Write one single PDF report named `{NAME}_{STUDENT_ID}.pdf` that covers both questions. The report **must not exceed 5 pages** (excluding references). It should contain the following sections in order:

**Section 1 — DDPM (Question 1):**
- Task 1: Training loss curve, CD value, particle visualization, and 2–3 sentence analysis
- Task 2: 5 baseline SD images, 5 ControlNet results (condition + generated), and per-condition analysis

**Section 2 — GAN (Question 2):**
- Task 1: G and D loss curves, CD value, scatter plot of generated vs. real 2D points, and 2–3 sentence analysis
- Task 2: G and D loss curves, 4×8 generated MNIST grid, FID score, and 2–3 sentence analysis

### Naming Convention

**Do NOT include in your zip:**
- Datasets or downloaded data folders (MNIST, Swiss-Roll, Fill50K, etc.)
- Model checkpoints (`.pth`, `.ckpt` files)
- Generated image folders
- Pretrained model weights (e.g., the Stable Diffusion checkpoint)
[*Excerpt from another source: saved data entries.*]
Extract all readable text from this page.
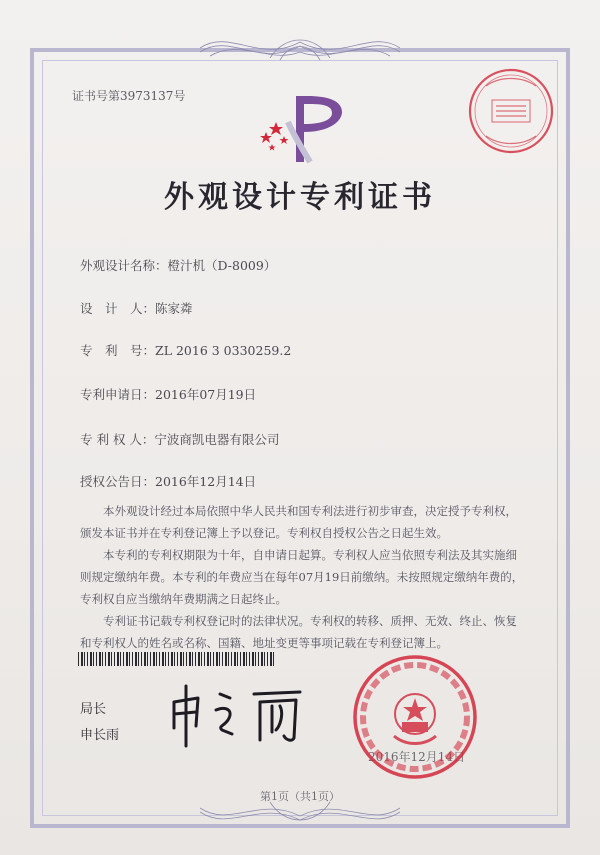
证书号第3973137号
外观设计专利证书
外观设计名称：橙汁机（D-8009）
设　计　人：陈家粦
专　利　号：ZL 2016 3 0330259.2
专利申请日：2016年07月19日
专 利 权 人：宁波商凯电器有限公司
授权公告日：2016年12月14日

本外观设计经过本局依照中华人民共和国专利法进行初步审查，决定授予专利权，颁发本证书并在专利登记簿上予以登记。专利权自授权公告之日起生效。

本专利的专利权期限为十年，自申请日起算。专利权人应当依照专利法及其实施细则规定缴纳年费。本专利的年费应当在每年07月19日前缴纳。未按照规定缴纳年费的，专利权自应当缴纳年费期满之日起终止。

专利证书记载专利权登记时的法律状况。专利权的转移、质押、无效、终止、恢复和专利权人的姓名或名称、国籍、地址变更等事项记载在专利登记簿上。

局长
申长雨
2016年12月14日
第1页（共1页）
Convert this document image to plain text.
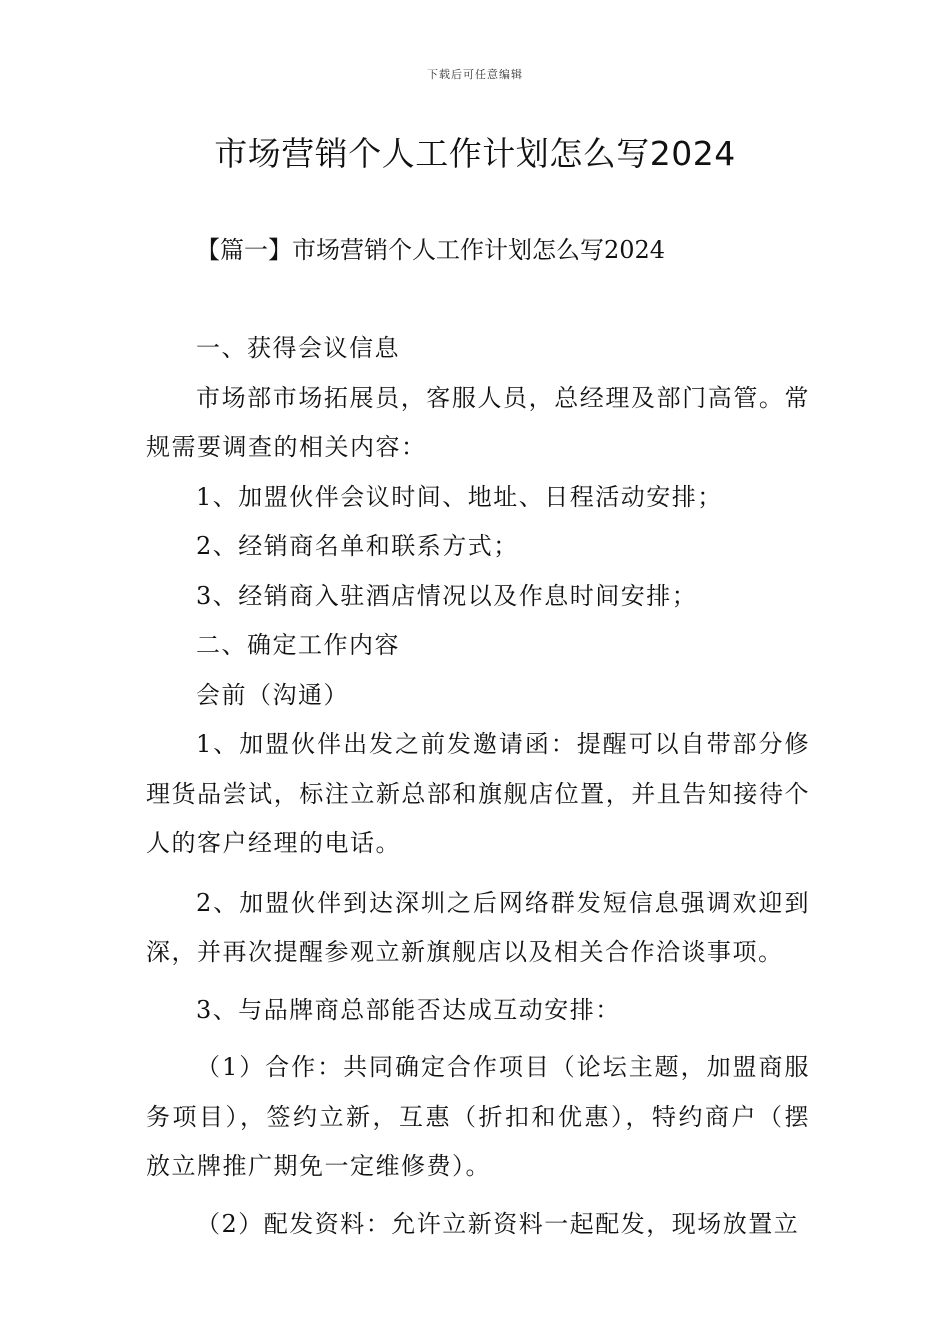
下载后可任意编辑
市场营销个人工作计划怎么写2024
【篇一】市场营销个人工作计划怎么写2024

一、获得会议信息

市场部市场拓展员，客服人员，总经理及部门高管。常规需要调查的相关内容：

1、加盟伙伴会议时间、地址、日程活动安排；

2、经销商名单和联系方式；

3、经销商入驻酒店情况以及作息时间安排；

二、确定工作内容

会前（沟通）

1、加盟伙伴出发之前发邀请函：提醒可以自带部分修理货品尝试，标注立新总部和旗舰店位置，并且告知接待个人的客户经理的电话。

2、加盟伙伴到达深圳之后网络群发短信息强调欢迎到深，并再次提醒参观立新旗舰店以及相关合作洽谈事项。

3、与品牌商总部能否达成互动安排：

（1）合作：共同确定合作项目（论坛主题，加盟商服务项目），签约立新，互惠（折扣和优惠），特约商户（摆放立牌推广期免一定维修费）。

（2）配发资料：允许立新资料一起配发，现场放置立
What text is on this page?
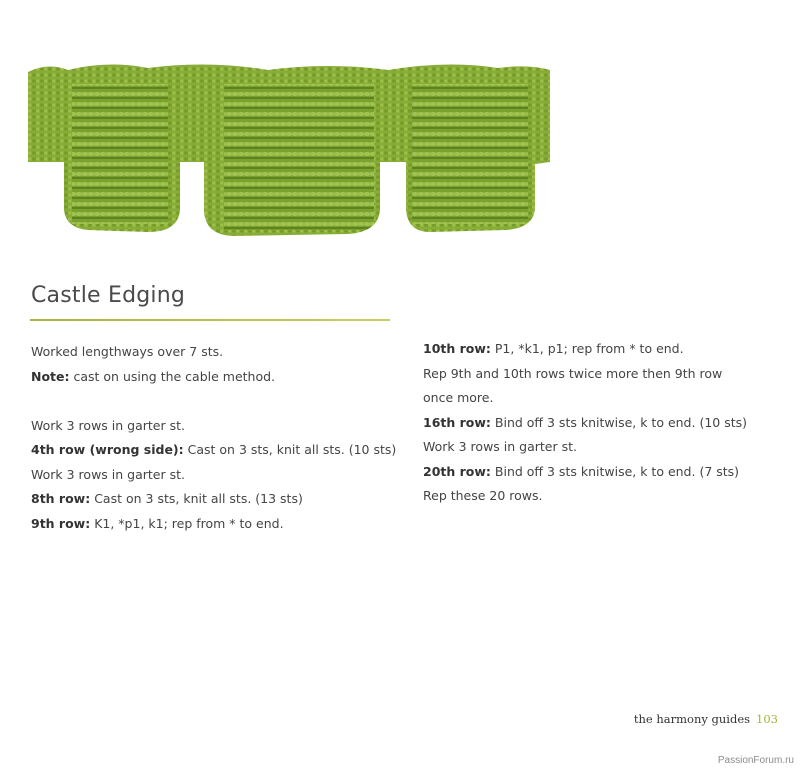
Castle Edging
Worked lengthways over 7 sts.
Note: cast on using the cable method.
Work 3 rows in garter st.
4th row (wrong side): Cast on 3 sts, knit all sts. (10 sts)
Work 3 rows in garter st.
8th row: Cast on 3 sts, knit all sts. (13 sts)
9th row: K1, *p1, k1; rep from * to end.
10th row: P1, *k1, p1; rep from * to end.
Rep 9th and 10th rows twice more then 9th row
once more.
16th row: Bind off 3 sts knitwise, k to end. (10 sts)
Work 3 rows in garter st.
20th row: Bind off 3 sts knitwise, k to end. (7 sts)
Rep these 20 rows.
the harmony guides 103
PassionForum.ru
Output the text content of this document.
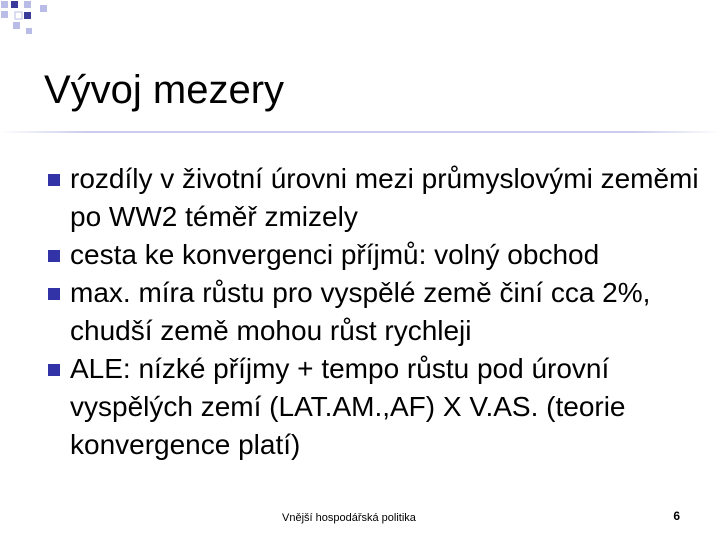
Vývoj mezery
rozdíly v životní úrovni mezi průmyslovými zeměmi po WW2 téměř zmizely
cesta ke konvergenci příjmů: volný obchod
max. míra růstu pro vyspělé země činí cca 2%, chudší země mohou růst rychleji
ALE: nízké příjmy + tempo růstu pod úrovní vyspělých zemí (LAT.AM.,AF) X V.AS. (teorie konvergence platí)
Vnější hospodářská politika	6
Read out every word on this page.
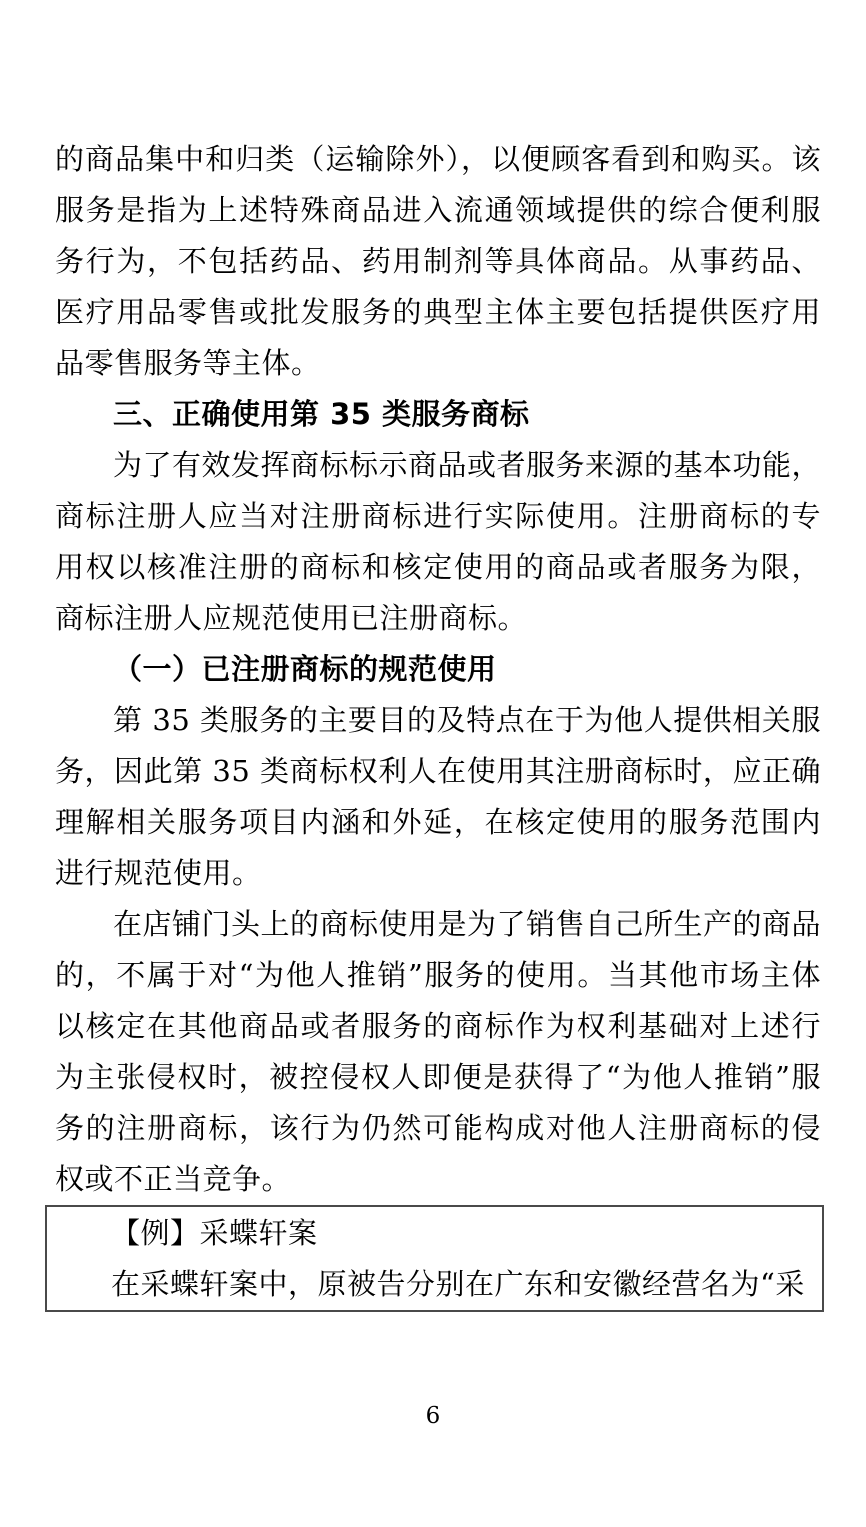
的商品集中和归类（运输除外），以便顾客看到和购买。该服务是指为上述特殊商品进入流通领域提供的综合便利服务行为，不包括药品、药用制剂等具体商品。从事药品、医疗用品零售或批发服务的典型主体主要包括提供医疗用品零售服务等主体。

三、正确使用第 35 类服务商标

为了有效发挥商标标示商品或者服务来源的基本功能，商标注册人应当对注册商标进行实际使用。注册商标的专用权以核准注册的商标和核定使用的商品或者服务为限，商标注册人应规范使用已注册商标。

（一）已注册商标的规范使用

第 35 类服务的主要目的及特点在于为他人提供相关服务，因此第 35 类商标权利人在使用其注册商标时，应正确理解相关服务项目内涵和外延，在核定使用的服务范围内进行规范使用。

在店铺门头上的商标使用是为了销售自己所生产的商品的，不属于对“为他人推销”服务的使用。当其他市场主体以核定在其他商品或者服务的商标作为权利基础对上述行为主张侵权时，被控侵权人即便是获得了“为他人推销”服务的注册商标，该行为仍然可能构成对他人注册商标的侵权或不正当竞争。

【例】采蝶轩案

在采蝶轩案中，原被告分别在广东和安徽经营名为“采

6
| Item       | Format                                                       |
|------------|--------------------------------------------------------------|
| Zip file   | `{NAME}_{STUDENT_ID}.zip` — e.g. `JOHN_DOE_2024001.zip`      |
| PDF report | `{NAME}_{STUDENT_ID}.pdf` — e.g. `JOHN_DOE_2024001.pdf`      |

---

## Academic Integrity

You may consult the following reference papers while working on this assignment:

- Ho et al. (2020). *Denoising Diffusion Probabilistic Models.*
- Zhang et al. (2023). *Adding Conditional Control to Text-to-Image Diffusion Models (ControlNet).*
- Goodfellow et al. (2014). *Generative Adversarial Networks.*
- Radford et al. (2015). *Unsupervised Representation Learning with Deep Convolutional GANs (DCGAN).*

> It is strictly forbidden to copy, reformat, or directly reproduce code from online repositories or other students. All submitted code must be your own original implementation. Violations will result in a zero for the entire assignment.